Minha Classificação:
Alias Grace - 2017 The Movie DB
de Sarah Polley
Status: 1 temporada (finalizada)
Episódios vistos: 6
Elenco: Sarah Gadon, Edward Holcroft, Anna Paquin, Rebecca Liddiard, Kerr Logan, Zachary Levi
Gênero: Crime, Drama
Canal Original: Canadian Broadcasting Corporation
Canal no Brasil: Netflix
Duração do Episódio: 45 minutos
Assistir Alias Grace online: Netflix

A série é baseada no livro de mesmo nome (lançado no Brasil como “Vulgo Grace”) de Margaret Atwood, mesma autora de O Conto de Aia (The Handmaid’s Tale). Livro e sua adaptação são baseados na história real de Grace Marks que foi acusada de assassinato no século XIX. A série começa quando o Dr. Simon Jordan é contratado por um grupo que acredita na inocência de Grace e pede ao psicólogo para ajudá-los a provar. A série foi criada pela Sarah Polley que eu conheço dos trabalhos como atriz em Minha Vida Sem Mim e Madrugada dos Mortos.

Eu assisti o primeiro episódio e, apesar de saber que ao todo são apenas seis episódios, fiquei com vontade de desistir. A ideia da série é ótima, eu não conhecia a da vida real e fiquei muito curiosa, mas o maior problema que eu tive no início foi a atuação da protagonista. Grace é uma personagem misteriosa e o espectador não sabe se pode ou não confiar no que ela fala, mas a atriz não demonstra nenhuma expressão no olhar ou de nenhuma outra maneira. Não conheço muito bem o trabalho da Sarah Gadon então não sei se essa foi uma escolha (estranha) para a protagonista ou se ela não foi realmente capaz de demonstrar o que precisava. Independente de ter sido proposital ou não, isso me incomodou muito e não consegui simpatizar ou torcer pela Grace, pelo menos não num primeiro momento.
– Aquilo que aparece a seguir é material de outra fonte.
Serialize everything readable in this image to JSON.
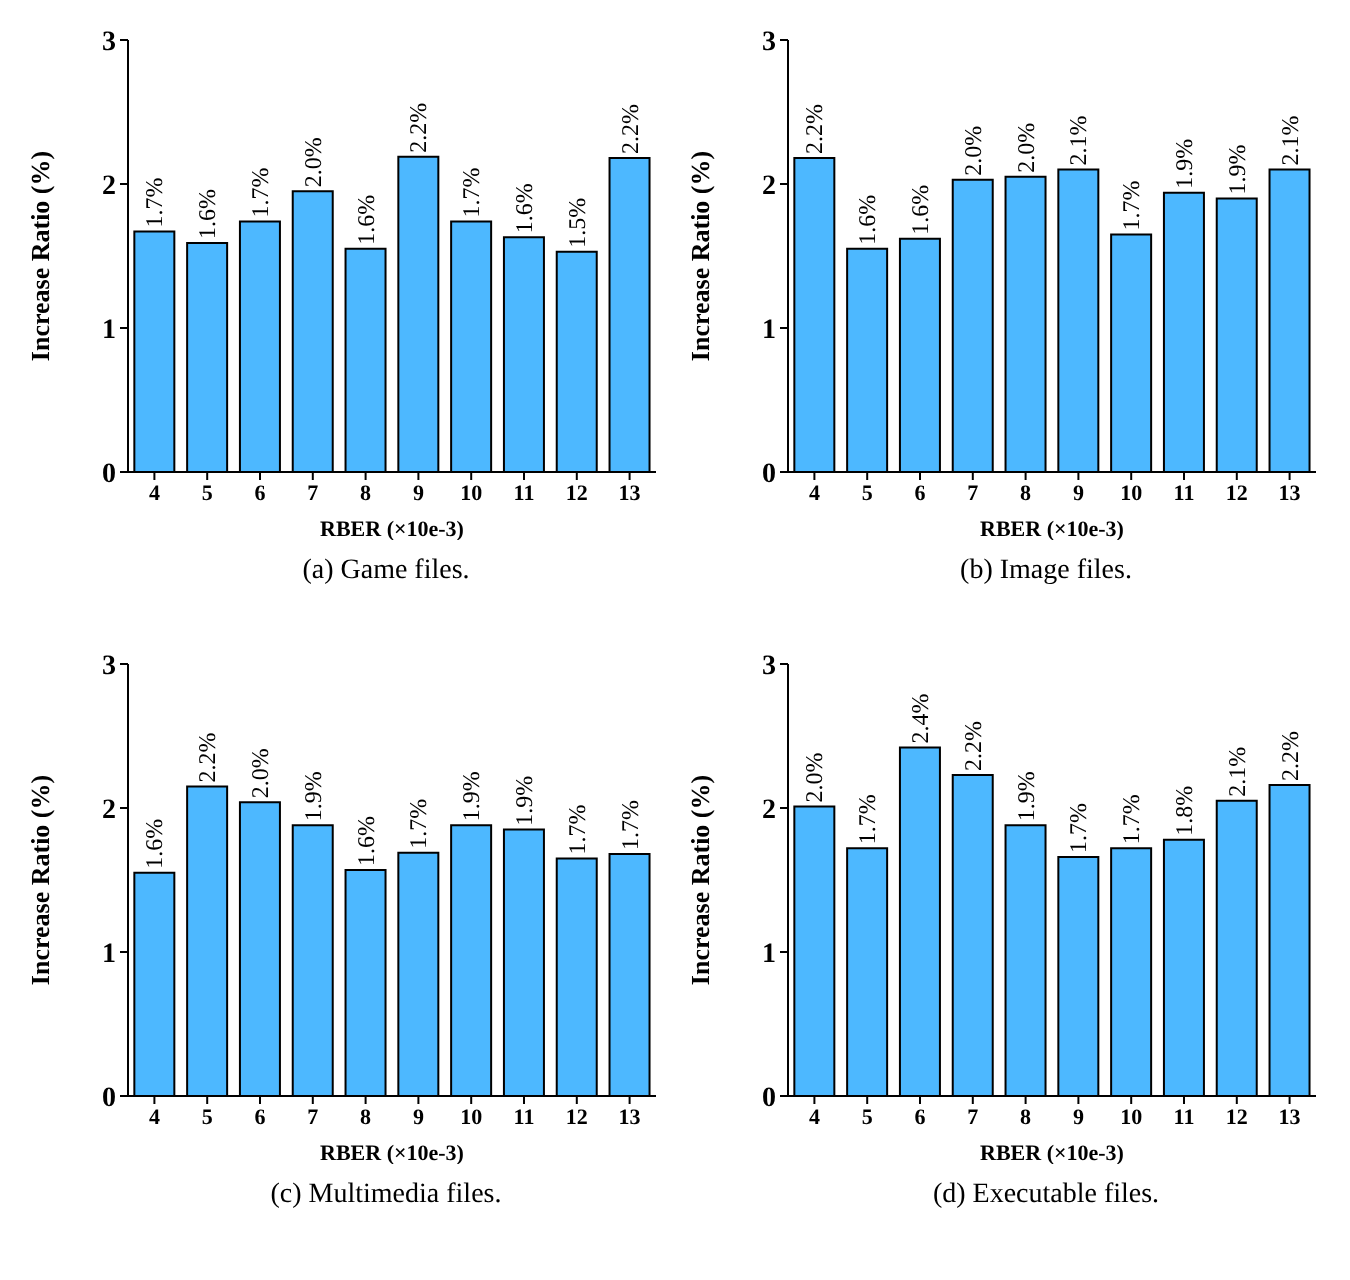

Apesar de não ter sido conquistada logo de cara, insisti e no terceiro episódio acho que a série começou a fluir melhor e a partir daí eu comecei a aproveitar mais a história e acabei sendo recompensada por uma narradora em quem eu não podia confiar e um final bonito de se ver com todos os elementos que me fazem feliz. O desfecho inclusive traz umas revelações interessantes que eu ainda não sei dizer se aconteceram também na história real, assim que acabar de escrever aqui vou pesquisar mais sobre a Grace Marks real porque é tudo interessante demais para eu deixar passar.

Alias Grace, diferente de The Handmaid’s Tale não dá um show na fotografia e direção (nem na atuação da protagonista) e se garante apenas na história que conta. Os seis episódios foram suficientes para tudo o que precisava ser contado e não notei nenhuma cena que existisse só para passar o tempo e achei todos os acontecimentos importantes para a trama. O final ficou bem resolvido, mas acho que algumas pessoas vão terminar querendo mais respostas do que a série está disposta a oferecer. Eu particularmente gostei muito de como terminou e essa é uma parte que eu não mudaria. Apesar de não ser uma série 5 estrelas, na minha opinião, merece uma chance e acho que vale a pena já que é super curtinha e tem uma história que se torna ainda mais surpreendente se você mantiver em mente que é real.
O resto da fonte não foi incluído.